The way I see it, mosh has an advantage over et: while mosh is started on connection as the remote and unprivileged user, et relies on etserver running as root on the remote box (after connection is established, etterminal runs as the unprivileged user, though), so any vulnerabilities in etserver may have serious consequences.
I don't believe it's identical at all. Eternal terminal is a TCP-like abstraction that adds another layer of tracking and acknowledgement so that the reliable ordered byte stream can be reconnected and resumed. Mosh is more like a video codec mixed with a terminal that knows how to do limited, speculative local echo that gets subsequently corrected once the display round trip is complete. They're fairly different in approaches.
For example eternal terminal has to send all of the bytes in order, so more output requires more bandwidth. Mosh only has to redraw bits of the frame that have changed, at a presumably adaptive rate -- you could scroll a hundred megabytes of text by really quickly, but only need to send a few screen-fulls of updates, which is of course why it doesn't allow for regular terminal scrollback.

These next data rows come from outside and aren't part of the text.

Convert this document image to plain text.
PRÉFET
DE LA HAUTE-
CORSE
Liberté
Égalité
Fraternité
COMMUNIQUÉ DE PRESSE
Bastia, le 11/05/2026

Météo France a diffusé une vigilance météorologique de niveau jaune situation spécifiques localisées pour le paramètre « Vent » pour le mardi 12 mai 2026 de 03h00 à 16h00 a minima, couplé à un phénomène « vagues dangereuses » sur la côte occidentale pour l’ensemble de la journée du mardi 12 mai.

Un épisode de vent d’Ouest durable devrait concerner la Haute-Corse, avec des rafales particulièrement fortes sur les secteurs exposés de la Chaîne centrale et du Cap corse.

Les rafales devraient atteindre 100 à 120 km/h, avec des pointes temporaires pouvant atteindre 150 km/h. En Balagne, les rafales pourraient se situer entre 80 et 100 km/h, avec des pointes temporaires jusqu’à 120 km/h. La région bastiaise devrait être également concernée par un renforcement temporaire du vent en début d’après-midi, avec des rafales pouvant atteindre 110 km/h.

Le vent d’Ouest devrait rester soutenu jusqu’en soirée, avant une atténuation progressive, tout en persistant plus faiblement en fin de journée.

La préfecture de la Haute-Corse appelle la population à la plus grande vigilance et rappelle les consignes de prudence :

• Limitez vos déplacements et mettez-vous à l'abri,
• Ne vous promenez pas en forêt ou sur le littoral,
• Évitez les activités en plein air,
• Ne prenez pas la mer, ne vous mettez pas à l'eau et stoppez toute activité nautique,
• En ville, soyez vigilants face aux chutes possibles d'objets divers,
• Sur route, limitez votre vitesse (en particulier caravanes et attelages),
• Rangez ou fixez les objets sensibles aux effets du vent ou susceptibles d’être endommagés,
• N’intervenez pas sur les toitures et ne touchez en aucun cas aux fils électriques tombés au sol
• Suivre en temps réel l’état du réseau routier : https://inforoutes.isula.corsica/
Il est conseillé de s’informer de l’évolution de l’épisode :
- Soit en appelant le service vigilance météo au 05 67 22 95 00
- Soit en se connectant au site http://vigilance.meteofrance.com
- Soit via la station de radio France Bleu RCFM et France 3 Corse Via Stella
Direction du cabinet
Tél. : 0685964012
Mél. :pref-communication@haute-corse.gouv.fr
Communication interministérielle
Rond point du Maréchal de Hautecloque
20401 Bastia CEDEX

No, it doesn’t. The best way I understand it is that mosh syncs a “view” of your current session, whereas et just sends everything. In practice, what this means is if I accidentally cat a 5GB file, mosh zips past as if I were working locally (and ^C works!) whereas et completely locks up until the file reaches its end. That said I still prefer and use et daily due to the scrollback and tmux -CC support.
https://eternalterminal.dev/
I'd be curious about the trade offs too, I'll have to check it out.